I can has a break? The whole point of LOLspeak was that it's how cats talk (no lips! they can't say "have"), not how you talk. The LOLcats fad doesn't justify this refried version of forumspeak. (Unless you are me.)
Use your words! Avoid hyperbole like "must die"
Oh wow! You were surprised/offended/mystified by something on the Internet! Thank you for the value add.
Just thank people and don't pretend you have a fedora.
Why does this matter?
Bad as a comment (whose blog is it anyway?) and bad as a teaser in a post introduction. A writer should explain why it matters in the intro.
Open letters are for ten-thousand-dollar full-page newspaper ads by people who couldn't plant a story through PR.

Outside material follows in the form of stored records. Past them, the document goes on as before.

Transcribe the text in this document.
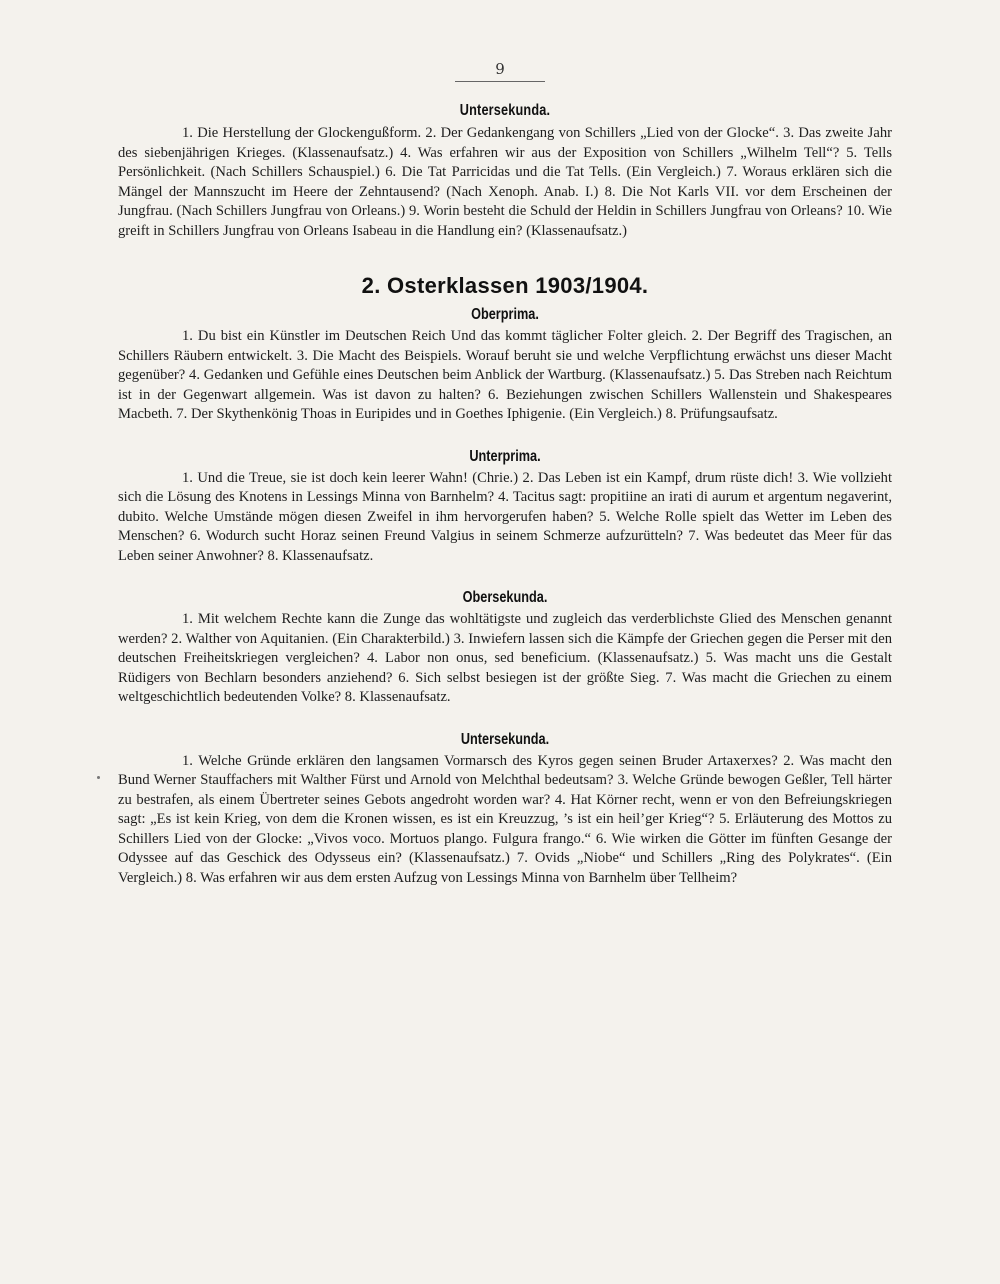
9
Untersekunda.
1. Die Herstellung der Glockengußform. 2. Der Gedankengang von Schillers „Lied von der Glocke“. 3. Das zweite Jahr des siebenjährigen Krieges. (Klassenaufsatz.) 4. Was erfahren wir aus der Exposition von Schillers „Wilhelm Tell“? 5. Tells Persönlichkeit. (Nach Schillers Schauspiel.) 6. Die Tat Parricidas und die Tat Tells. (Ein Vergleich.) 7. Woraus erklären sich die Mängel der Mannszucht im Heere der Zehntausend? (Nach Xenoph. Anab. I.) 8. Die Not Karls VII. vor dem Erscheinen der Jungfrau. (Nach Schillers Jungfrau von Orleans.) 9. Worin besteht die Schuld der Heldin in Schillers Jungfrau von Orleans? 10. Wie greift in Schillers Jungfrau von Orleans Isabeau in die Handlung ein? (Klassenaufsatz.)
2. Osterklassen 1903/1904.
Oberprima.
1. Du bist ein Künstler im Deutschen Reich Und das kommt täglicher Folter gleich. 2. Der Begriff des Tragischen, an Schillers Räubern entwickelt. 3. Die Macht des Beispiels. Worauf beruht sie und welche Verpflichtung erwächst uns dieser Macht gegenüber? 4. Gedanken und Gefühle eines Deutschen beim Anblick der Wartburg. (Klassenaufsatz.) 5. Das Streben nach Reichtum ist in der Gegenwart allgemein. Was ist davon zu halten? 6. Beziehungen zwischen Schillers Wallenstein und Shakespeares Macbeth. 7. Der Skythenkönig Thoas in Euripides und in Goethes Iphigenie. (Ein Vergleich.) 8. Prüfungsaufsatz.
Unterprima.
1. Und die Treue, sie ist doch kein leerer Wahn! (Chrie.) 2. Das Leben ist ein Kampf, drum rüste dich! 3. Wie vollzieht sich die Lösung des Knotens in Lessings Minna von Barnhelm? 4. Tacitus sagt: propitiine an irati di aurum et argentum negaverint, dubito. Welche Umstände mögen diesen Zweifel in ihm hervorgerufen haben? 5. Welche Rolle spielt das Wetter im Leben des Menschen? 6. Wodurch sucht Horaz seinen Freund Valgius in seinem Schmerze aufzurütteln? 7. Was bedeutet das Meer für das Leben seiner Anwohner? 8. Klassenaufsatz.
Obersekunda.
1. Mit welchem Rechte kann die Zunge das wohltätigste und zugleich das verderblichste Glied des Menschen genannt werden? 2. Walther von Aquitanien. (Ein Charakterbild.) 3. Inwiefern lassen sich die Kämpfe der Griechen gegen die Perser mit den deutschen Freiheitskriegen vergleichen? 4. Labor non onus, sed beneficium. (Klassenaufsatz.) 5. Was macht uns die Gestalt Rüdigers von Bechlarn besonders anziehend? 6. Sich selbst besiegen ist der größte Sieg. 7. Was macht die Griechen zu einem weltgeschichtlich bedeutenden Volke? 8. Klassenaufsatz.
Untersekunda.
1. Welche Gründe erklären den langsamen Vormarsch des Kyros gegen seinen Bruder Artaxerxes? 2. Was macht den Bund Werner Stauffachers mit Walther Fürst und Arnold von Melchthal bedeutsam? 3. Welche Gründe bewogen Geßler, Tell härter zu bestrafen, als einem Übertreter seines Gebots angedroht worden war? 4. Hat Körner recht, wenn er von den Befreiungskriegen sagt: „Es ist kein Krieg, von dem die Kronen wissen, es ist ein Kreuzzug, ’s ist ein heil’ger Krieg“? 5. Erläuterung des Mottos zu Schillers Lied von der Glocke: „Vivos voco. Mortuos plango. Fulgura frango.“ 6. Wie wirken die Götter im fünften Gesange der Odyssee auf das Geschick des Odysseus ein? (Klassenaufsatz.) 7. Ovids „Niobe“ und Schillers „Ring des Polykrates“. (Ein Vergleich.) 8. Was erfahren wir aus dem ersten Aufzug von Lessings Minna von Barnhelm über Tellheim?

I'm so drunk/high/hungover
Equivalent to frat guys who brag about how fast they drove last night, after drinking how many beers and making out with what grade, 1 to 10, of chick.
Best used in the Gawker post "Sad Feist Must Now Sing For You." Will never get old. Same with "stupid," as in "Michael Bloomberg didn't want to run for stupid President anyway."
BREAKING EXCLUSIVE MUST CREDIT X
Still funny! Though a bit insidery. Discuss!
Lots of italics
A crutch, but a necessary one until rhymed meter makes a comeback and we can emphasize certain phrases using iambic pentameter.